Pouvoir, Constitutionnalité et Sécurité Sociale

par Vulpes
lundi 5 juin 2023

Le respect de la Constitution réserve bien des surprises aux citoyens quant à son application. 

L'article 40 de la Constitution concerne la recevabilité des propositions et amendements formulés par les membres du Parlement dont l'adoption aurait pour conséquence soit une diminution des ressources publiques, soit la création ou l’aggravation d’une charge publique.

Le texte proposé par le groupe Liot le 8 juin 2023 à l'assemblée nationale entre-t-il dans le domaine d'application de cet article ?

Selon la loi de finance rectificative de la Sécurité Sociale du 14 avril 2023. l'âge du départ à la retraite est fixé à 64 ans à dater du 1er septembre 2023. Aujourd'hui 4 juin 2023 le même article fixe le départ à la retraite à 62 ans :

L'âge d'ouverture du droit à une pension de retraite mentionné au premier alinéa de l'article L. 351-1 du code de la Sécurité sociale, à l'article L. 732-18 du code rural et de la pêche maritime, au 1° du I de l'article L. 24 et au 1°de l'article L. 25 du code des pensions civiles et militaires de retraite est fixé à soixante-deux ans pour les assurés nés à compter du 1er janvier 1955. (article L. 161-17-2.)

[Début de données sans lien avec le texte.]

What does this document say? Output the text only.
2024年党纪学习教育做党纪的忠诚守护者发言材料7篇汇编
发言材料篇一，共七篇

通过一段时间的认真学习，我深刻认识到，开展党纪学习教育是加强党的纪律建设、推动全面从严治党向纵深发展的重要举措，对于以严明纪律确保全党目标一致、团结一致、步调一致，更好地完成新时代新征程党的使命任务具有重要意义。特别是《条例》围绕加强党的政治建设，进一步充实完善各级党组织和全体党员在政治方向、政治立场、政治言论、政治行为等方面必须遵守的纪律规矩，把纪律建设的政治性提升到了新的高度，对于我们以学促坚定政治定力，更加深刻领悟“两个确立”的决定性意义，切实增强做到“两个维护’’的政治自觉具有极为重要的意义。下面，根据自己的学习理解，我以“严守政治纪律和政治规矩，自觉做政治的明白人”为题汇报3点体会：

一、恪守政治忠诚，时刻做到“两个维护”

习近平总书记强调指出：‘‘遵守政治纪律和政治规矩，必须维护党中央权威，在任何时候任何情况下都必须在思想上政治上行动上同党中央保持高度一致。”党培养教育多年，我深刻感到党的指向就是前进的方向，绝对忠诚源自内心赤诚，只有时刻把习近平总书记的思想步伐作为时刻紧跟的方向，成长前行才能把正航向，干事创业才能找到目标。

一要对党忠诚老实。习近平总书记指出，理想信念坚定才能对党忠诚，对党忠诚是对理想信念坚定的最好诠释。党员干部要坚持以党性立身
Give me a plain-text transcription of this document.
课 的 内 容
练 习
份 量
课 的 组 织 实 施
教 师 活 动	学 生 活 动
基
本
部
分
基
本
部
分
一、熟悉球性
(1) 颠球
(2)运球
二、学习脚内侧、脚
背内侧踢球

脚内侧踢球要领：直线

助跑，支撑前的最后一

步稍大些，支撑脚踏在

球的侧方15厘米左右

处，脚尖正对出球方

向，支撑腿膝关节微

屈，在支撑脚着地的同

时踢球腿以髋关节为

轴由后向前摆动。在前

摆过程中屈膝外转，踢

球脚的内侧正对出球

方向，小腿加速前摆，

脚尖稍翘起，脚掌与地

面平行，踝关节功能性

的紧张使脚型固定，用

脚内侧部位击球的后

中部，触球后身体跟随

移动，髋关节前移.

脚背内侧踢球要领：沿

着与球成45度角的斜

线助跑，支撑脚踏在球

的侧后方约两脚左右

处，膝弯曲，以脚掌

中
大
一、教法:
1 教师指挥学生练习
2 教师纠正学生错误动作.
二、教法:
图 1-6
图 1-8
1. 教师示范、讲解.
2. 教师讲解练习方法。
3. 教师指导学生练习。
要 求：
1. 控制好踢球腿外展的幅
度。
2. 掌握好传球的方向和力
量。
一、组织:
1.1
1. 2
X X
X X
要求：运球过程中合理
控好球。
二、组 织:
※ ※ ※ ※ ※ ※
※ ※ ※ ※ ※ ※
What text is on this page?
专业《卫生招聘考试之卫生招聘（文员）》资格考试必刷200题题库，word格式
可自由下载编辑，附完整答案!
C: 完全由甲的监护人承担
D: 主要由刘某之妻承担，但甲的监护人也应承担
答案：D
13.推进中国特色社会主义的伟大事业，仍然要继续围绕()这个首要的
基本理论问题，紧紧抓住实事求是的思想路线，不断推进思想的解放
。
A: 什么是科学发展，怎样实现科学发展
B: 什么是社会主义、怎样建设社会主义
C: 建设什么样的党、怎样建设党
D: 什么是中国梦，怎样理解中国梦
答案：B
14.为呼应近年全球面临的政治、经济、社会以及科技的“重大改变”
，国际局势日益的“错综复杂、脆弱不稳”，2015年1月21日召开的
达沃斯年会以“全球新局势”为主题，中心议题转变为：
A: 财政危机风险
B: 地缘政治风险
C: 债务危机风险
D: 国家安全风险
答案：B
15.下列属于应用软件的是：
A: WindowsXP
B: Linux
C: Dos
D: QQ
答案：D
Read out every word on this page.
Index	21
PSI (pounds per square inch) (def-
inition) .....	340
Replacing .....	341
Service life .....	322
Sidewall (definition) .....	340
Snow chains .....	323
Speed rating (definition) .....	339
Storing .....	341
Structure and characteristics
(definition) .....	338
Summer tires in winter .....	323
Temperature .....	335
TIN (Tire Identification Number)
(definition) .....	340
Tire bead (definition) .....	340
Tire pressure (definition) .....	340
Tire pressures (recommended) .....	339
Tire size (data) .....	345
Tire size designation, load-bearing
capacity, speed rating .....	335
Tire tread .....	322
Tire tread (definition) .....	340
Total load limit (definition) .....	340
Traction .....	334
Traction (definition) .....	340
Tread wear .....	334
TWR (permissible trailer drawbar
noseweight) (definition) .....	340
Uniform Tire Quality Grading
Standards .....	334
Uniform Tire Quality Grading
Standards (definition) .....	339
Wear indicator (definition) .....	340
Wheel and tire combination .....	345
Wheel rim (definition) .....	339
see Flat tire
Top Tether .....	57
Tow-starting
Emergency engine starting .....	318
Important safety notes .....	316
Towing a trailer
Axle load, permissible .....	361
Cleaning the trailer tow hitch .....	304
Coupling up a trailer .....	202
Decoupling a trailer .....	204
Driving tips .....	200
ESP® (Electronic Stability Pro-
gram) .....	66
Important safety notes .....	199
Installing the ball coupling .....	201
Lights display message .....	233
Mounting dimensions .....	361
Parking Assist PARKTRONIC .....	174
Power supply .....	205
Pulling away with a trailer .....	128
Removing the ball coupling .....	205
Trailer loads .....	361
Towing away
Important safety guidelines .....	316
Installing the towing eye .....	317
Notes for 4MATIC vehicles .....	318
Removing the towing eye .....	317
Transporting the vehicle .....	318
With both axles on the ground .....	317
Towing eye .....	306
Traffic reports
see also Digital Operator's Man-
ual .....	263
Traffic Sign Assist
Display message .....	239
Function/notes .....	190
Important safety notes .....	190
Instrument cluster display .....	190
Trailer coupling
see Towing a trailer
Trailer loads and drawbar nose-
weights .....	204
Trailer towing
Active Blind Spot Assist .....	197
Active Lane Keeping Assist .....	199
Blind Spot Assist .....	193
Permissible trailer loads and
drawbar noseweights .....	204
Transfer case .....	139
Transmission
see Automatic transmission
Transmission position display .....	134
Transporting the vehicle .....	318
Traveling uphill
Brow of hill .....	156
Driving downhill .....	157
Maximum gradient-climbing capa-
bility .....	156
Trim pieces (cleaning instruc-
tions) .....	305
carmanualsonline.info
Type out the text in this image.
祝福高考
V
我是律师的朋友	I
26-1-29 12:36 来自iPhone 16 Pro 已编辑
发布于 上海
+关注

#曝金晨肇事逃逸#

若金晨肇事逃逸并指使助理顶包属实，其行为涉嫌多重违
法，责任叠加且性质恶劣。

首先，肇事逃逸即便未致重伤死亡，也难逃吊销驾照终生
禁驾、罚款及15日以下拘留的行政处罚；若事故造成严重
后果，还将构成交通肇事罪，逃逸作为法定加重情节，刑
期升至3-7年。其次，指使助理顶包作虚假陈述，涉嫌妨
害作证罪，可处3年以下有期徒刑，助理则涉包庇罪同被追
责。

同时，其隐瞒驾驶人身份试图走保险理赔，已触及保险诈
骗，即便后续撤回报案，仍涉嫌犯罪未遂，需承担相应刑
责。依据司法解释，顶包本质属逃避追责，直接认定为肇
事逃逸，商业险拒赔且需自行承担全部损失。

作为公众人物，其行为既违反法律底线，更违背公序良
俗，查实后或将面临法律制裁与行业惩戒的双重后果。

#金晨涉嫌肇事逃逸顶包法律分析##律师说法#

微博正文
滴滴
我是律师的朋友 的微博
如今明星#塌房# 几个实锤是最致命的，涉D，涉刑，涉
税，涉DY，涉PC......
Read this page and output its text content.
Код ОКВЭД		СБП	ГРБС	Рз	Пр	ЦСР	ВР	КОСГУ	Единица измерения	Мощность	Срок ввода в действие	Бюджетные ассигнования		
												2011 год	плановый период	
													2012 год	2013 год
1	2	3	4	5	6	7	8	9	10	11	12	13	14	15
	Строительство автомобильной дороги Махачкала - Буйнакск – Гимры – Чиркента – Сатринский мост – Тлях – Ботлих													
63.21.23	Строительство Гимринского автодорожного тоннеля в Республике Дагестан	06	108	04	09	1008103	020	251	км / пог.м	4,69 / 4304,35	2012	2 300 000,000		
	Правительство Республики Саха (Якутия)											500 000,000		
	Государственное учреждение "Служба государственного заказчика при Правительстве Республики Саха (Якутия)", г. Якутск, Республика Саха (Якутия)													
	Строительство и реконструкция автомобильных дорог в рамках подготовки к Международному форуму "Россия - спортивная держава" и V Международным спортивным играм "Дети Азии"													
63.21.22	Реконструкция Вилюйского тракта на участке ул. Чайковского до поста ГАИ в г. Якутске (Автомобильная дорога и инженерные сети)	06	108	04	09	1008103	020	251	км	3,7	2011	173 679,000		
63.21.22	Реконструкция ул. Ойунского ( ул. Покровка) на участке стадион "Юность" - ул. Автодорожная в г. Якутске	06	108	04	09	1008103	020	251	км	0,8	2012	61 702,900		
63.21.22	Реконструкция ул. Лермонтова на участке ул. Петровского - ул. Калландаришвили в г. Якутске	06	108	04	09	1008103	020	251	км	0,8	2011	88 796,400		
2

La proposition de loi du groupe Liot au jour d'aujourd'hui et jusqu'au 1er septembre n'a nullement pour conséquence d'aggraver une charge publique. La Sécurité Sociale est une entreprise privée chargée d'une mission publique. Son financement n'entre pas dans le budget de l'Etat. Si selon l'article 34 de la Constitution la loi fixe les règles de son financement elle les assujettit aux prévisions de recettes, fixe ses objectifs de dépenses, sous les réserves prévues par une loi organique précisant les conditions de son équilibre financier.

 

Cette loi de financement rectificative du 14 avril 2023 est chiffrée, elle renvoie à la loi de financement du 23 décembre 2022 qui prévoit pour la branche Vieillesse une dette de 3,6 milliards €. En avril selon la répartition des branches la prétendue diminution des dépenses Vieillesse sur les 4 derniers mois de l’année prévoit une dette de 273,7 – 269,8 soit 3,9 milliards €. La rectification augmente les recettes de 100 millions € et le déficit de 0,6 milliard €. Ce poste de dépenses, objet du recours à l’article 49-3 de la Constitution, enfreint-íl les dispositions de l’article 40 ? Non ! Ledit article ne s’adresse qu’aux membres du Parlement. Ainsi, pour autant qu’il soit suivi par le Parlement, le Gouvernement dispose à merci du citoyen et de sa représentation.

 

Comment affirmer l’aggravation de la dépense publique dès lors que le financement de la branche Vieillesse de la Sécurité Sociale augmente en dépit de la mesure retardant les départs à la retraite ? Sur ce sujet Monsieur Eric Coquerel, Président de la commission des finances, a validé les dispositions du projet de loi Liot.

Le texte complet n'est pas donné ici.